Quantum computers hold huge promise, but the current state of the art is dishearteningly basic – the equivalent of an abacus with just two or three beads.
To build a practical, large-scale quantum computer, scientists must figure out how to manipulate vastly more information – like thousands of beads on an abacus – than is currently possible.
Now, two record-breaking experiments have pushed the boundaries of how much quantum information can be shuttled around using photons, particles of light. In China, researchers broke the record for the most entangled photons at one time. Meanwhile, an international team created the twistiest light ever, advancing a new way to cram more information into a single stream of light.
Entanglement is when two particles (such as photons) are intimately connected so that measurement on one instantly affects the other, even if it’s light-years away. Because entanglement appeared to break the laws of relativity, Albert Einstein labelled it “spooky action at a distance”.
In a quantum computer, it’s this connection which links multiple quantum bits, called qubits, allowing them to process in concert and perform some tasks in seconds which would take a regular computer billions of years to compute.
One way to create entangled photons is to use a special crystal that can split a high energy photon into two of lower energy. Like twins in a horror movie, the daughters possess a mystical connection between them.

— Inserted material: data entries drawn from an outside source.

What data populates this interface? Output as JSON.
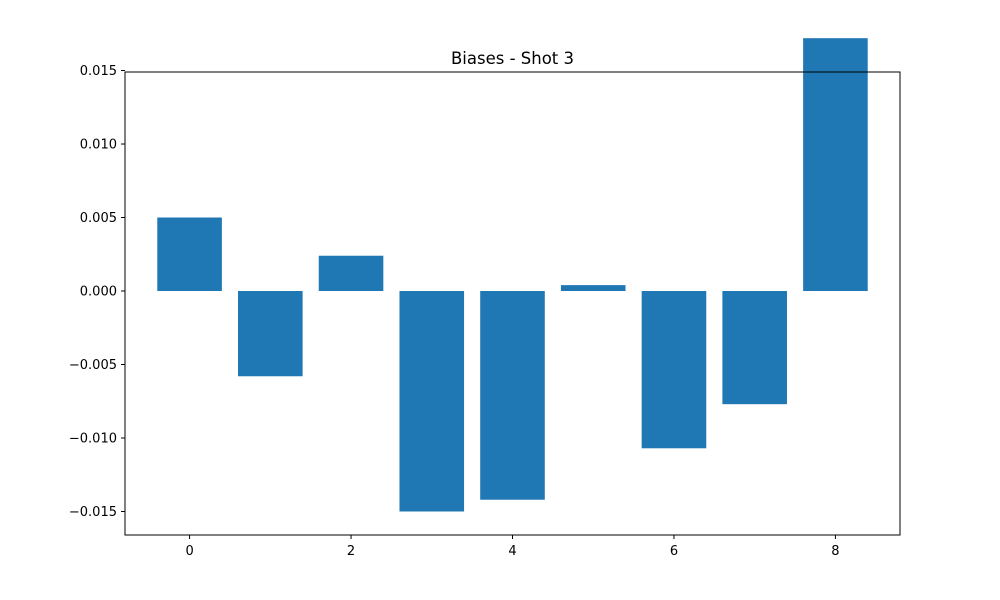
{
  "chart_data": {
    "type": "bar",
    "title": "Biases - Shot 3",
    "xlabel": "",
    "ylabel": "",
    "categories": [
      0,
      1,
      2,
      3,
      4,
      5,
      6,
      7,
      8
    ],
    "values": [
      0.005,
      -0.0058,
      0.0024,
      -0.015,
      -0.0142,
      0.0004,
      -0.0107,
      -0.0077,
      0.0172
    ],
    "bar_color": "#1f77b4",
    "xlim": [
      -0.8,
      8.8
    ],
    "ylim": [
      -0.0166,
      0.0149
    ],
    "xticks": [
      0,
      2,
      4,
      6,
      8
    ],
    "xtick_labels": [
      "0",
      "2",
      "4",
      "6",
      "8"
    ],
    "yticks": [
      -0.015,
      -0.01,
      -0.005,
      0.0,
      0.005,
      0.01,
      0.015
    ],
    "ytick_labels": [
      "−0.015",
      "−0.010",
      "−0.005",
      "0.000",
      "0.005",
      "0.010",
      "0.015"
    ],
    "grid": false,
    "legend": "none"
  }
}
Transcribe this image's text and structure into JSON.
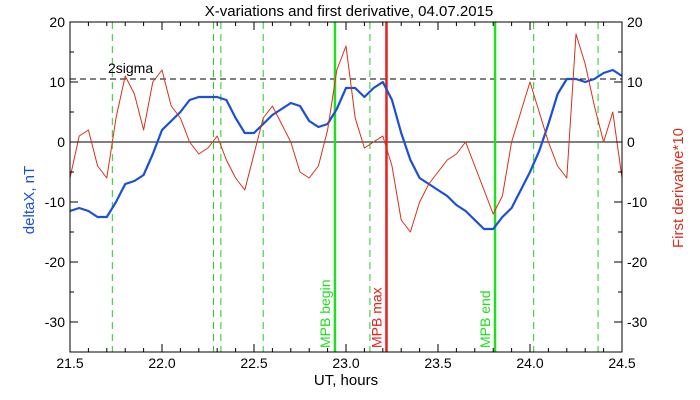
{
  "chart_data": {
    "type": "line",
    "title": "X-variations and first derivative, 04.07.2015",
    "xlabel": "UT, hours",
    "ylabel_left": "deltaX, nT",
    "ylabel_right": "First derivative*10",
    "xlim": [
      21.5,
      24.5
    ],
    "ylim": [
      -35,
      20
    ],
    "x_ticks": [
      "21.5",
      "22.0",
      "22.5",
      "23.0",
      "23.5",
      "24.0",
      "24.5"
    ],
    "y_ticks": [
      "-30",
      "-20",
      "-10",
      "0",
      "10",
      "20"
    ],
    "sigma_level": 10.5,
    "sigma_label": "2sigma",
    "colors": {
      "deltaX": "#1a4fd8",
      "derivative": "#d8301a",
      "mpb_begin_end": "#22dd22",
      "mpb_max": "#e8201a",
      "dashed_markers": "#22cc22"
    },
    "series": [
      {
        "name": "deltaX, nT",
        "x": [
          21.5,
          21.55,
          21.6,
          21.65,
          21.7,
          21.75,
          21.8,
          21.85,
          21.9,
          21.95,
          22.0,
          22.05,
          22.1,
          22.15,
          22.2,
          22.25,
          22.3,
          22.35,
          22.4,
          22.45,
          22.5,
          22.55,
          22.6,
          22.65,
          22.7,
          22.75,
          22.8,
          22.85,
          22.9,
          22.95,
          23.0,
          23.05,
          23.1,
          23.15,
          23.2,
          23.25,
          23.3,
          23.35,
          23.4,
          23.45,
          23.5,
          23.55,
          23.6,
          23.65,
          23.7,
          23.75,
          23.8,
          23.85,
          23.9,
          23.95,
          24.0,
          24.05,
          24.1,
          24.15,
          24.2,
          24.25,
          24.3,
          24.35,
          24.4,
          24.45,
          24.5
        ],
        "y": [
          -11.5,
          -11,
          -11.5,
          -12.5,
          -12.5,
          -10,
          -7,
          -6.5,
          -5.5,
          -2,
          2,
          3.5,
          5,
          7,
          7.5,
          7.5,
          7.5,
          7,
          4,
          1.5,
          1.5,
          3,
          4.5,
          5.5,
          6.5,
          6,
          3.5,
          2.5,
          3,
          5.5,
          9,
          9,
          7.5,
          9,
          10,
          7,
          1.5,
          -3,
          -6,
          -7,
          -8,
          -9,
          -10.5,
          -11.5,
          -13,
          -14.5,
          -14.5,
          -12.5,
          -11,
          -8,
          -5,
          -1.5,
          3,
          8,
          10.5,
          10.5,
          10,
          10.5,
          11.5,
          12,
          11
        ]
      },
      {
        "name": "First derivative*10",
        "x": [
          21.5,
          21.55,
          21.6,
          21.65,
          21.7,
          21.75,
          21.8,
          21.85,
          21.9,
          21.95,
          22.0,
          22.05,
          22.1,
          22.15,
          22.2,
          22.25,
          22.3,
          22.35,
          22.4,
          22.45,
          22.5,
          22.55,
          22.6,
          22.65,
          22.7,
          22.75,
          22.8,
          22.85,
          22.9,
          22.95,
          23.0,
          23.05,
          23.1,
          23.15,
          23.2,
          23.25,
          23.3,
          23.35,
          23.4,
          23.45,
          23.5,
          23.55,
          23.6,
          23.65,
          23.7,
          23.75,
          23.8,
          23.85,
          23.9,
          23.95,
          24.0,
          24.05,
          24.1,
          24.15,
          24.2,
          24.25,
          24.3,
          24.35,
          24.4,
          24.45,
          24.5
        ],
        "y": [
          -6,
          1,
          2,
          -4,
          -6,
          4,
          11,
          8,
          2,
          10,
          12,
          6,
          4,
          0,
          -2,
          -1,
          1,
          -3,
          -6,
          -8,
          -2,
          4,
          6,
          3,
          0,
          -5,
          -6,
          -4,
          2,
          12,
          16,
          4,
          -1,
          0,
          1,
          -4,
          -13,
          -15,
          -10,
          -7,
          -5,
          -3,
          -2,
          0,
          -4,
          -8,
          -12,
          -9,
          0,
          5,
          10,
          5,
          0,
          -4,
          -6,
          18,
          13,
          6,
          0,
          5,
          -6
        ]
      }
    ],
    "vertical_markers": {
      "dashed": [
        21.73,
        22.28,
        22.32,
        22.55,
        23.13,
        24.02,
        24.37
      ],
      "mpb_begin": {
        "x": 22.94,
        "label": "MPB begin"
      },
      "mpb_max": {
        "x": 23.22,
        "label": "MPB max"
      },
      "mpb_end": {
        "x": 23.81,
        "label": "MPB end"
      }
    },
    "grid": false
  }
}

The problem is only a fraction of incoming photons get entangled, and that makes entangling more than two fiendishly difficult. You can try to place a few crystals in a row, but the more photons you try to entangle, the less efficient the whole process becomes.
In 2012, Jian-Wei Pan and his team at the University of Science and Technology of China steamrolled the issue by developing a laser system that produced entangled photon pairs at a much higher rate. That’s how they set a record of the time of eight entangled photons.
Now, the same team have raised the bar even higher by improving their photon-splitter design.
They placed two β-barium borate crystals in a new sandwich structure that spat the two entangled photons in the same direction, with the same polarisation.
This way, they were able to almost double the collection efficiency from 40% to 70%.
The team then placed five of these crystal sandwiches in a row. When they fired a laser beam through the lot, the five crystals created 10 photons. All 10 were directed into a maze of mirrors and beam-splitters to entangle them all together.
They describe the work in Physical Review Letters.
Besides being a record-breaker, the advance is a milestone because it brings what’s known as Shor’s quantum error correction code within reach.
The team also entangled the highly twisted photons, setting a record for the largest entangled quantum number ever demonstrated.
That’s a way to protect against copying errors inside a quantum computer by storing the information of one qubit onto an entangled state of nine other qubits.
Meanwhile, an international team of researchers from Austria, Canada and Australia has created the twistiest light ever.
The usual picture of a photon is a self-generating electric field and magnetic field, travelling at right angles to one another. But the photon can also be twisted to corkscrew through the air.
Increasing the twistiness of light can dramatically increase the amount of information a single light source can transmit.
Scientists can split one beam of light into multiple channels, each of a different twistiness, and send many different signals simultaneously along the same path.
In 2012, scientists transmitted 2.5 terabits (about 66 DVDs’ worth) per second through a single optical fibre using light with eight different kinds of twistiness.
The cool thing is there is no theoretical upper limit to how twisty the light can get. That means there is potentially no limit to the number of different channels sent down a single fibre at the same time.
The challenge, though, is to reliably create highly twisted light.
Using special mirrors with a helical spiral imprinted onto its surface, physicists have done just that. The work is reported in the Proceedings of the National Academy of Sciences.
Physicists at the Australian National University used a diamond lathe to create patterned mirrors with more precision than ever before. Any photon that bounces off the mirrors gets twisted according to the helical pattern.
Collaborators in Austria and Canada took those mirrors to create photons with an optical angular momentum (physics speak for “twistiness”) of 500, 1,000 and 10,010 quanta. (As a quantum property, the twistiness of light increases in tiny steps – called quanta – in proportion to Planck’s constant.)
The team also entangled the highly twisted photons, setting a record for the largest entangled quantum number ever demonstrated.
According to the authors: “The results show how complex the structure of entangled photons can be and hint at the large information content a single quantum system is able to carry.”
Besides quantum computing, the work could be useful for beefing up how much data can be transmitted through the uncrackable quantum hotline of quantum communication.
Quantum computing is still a long way off. But with these two advances, physicists are reaching for one more bead to thread on their quantum abacus.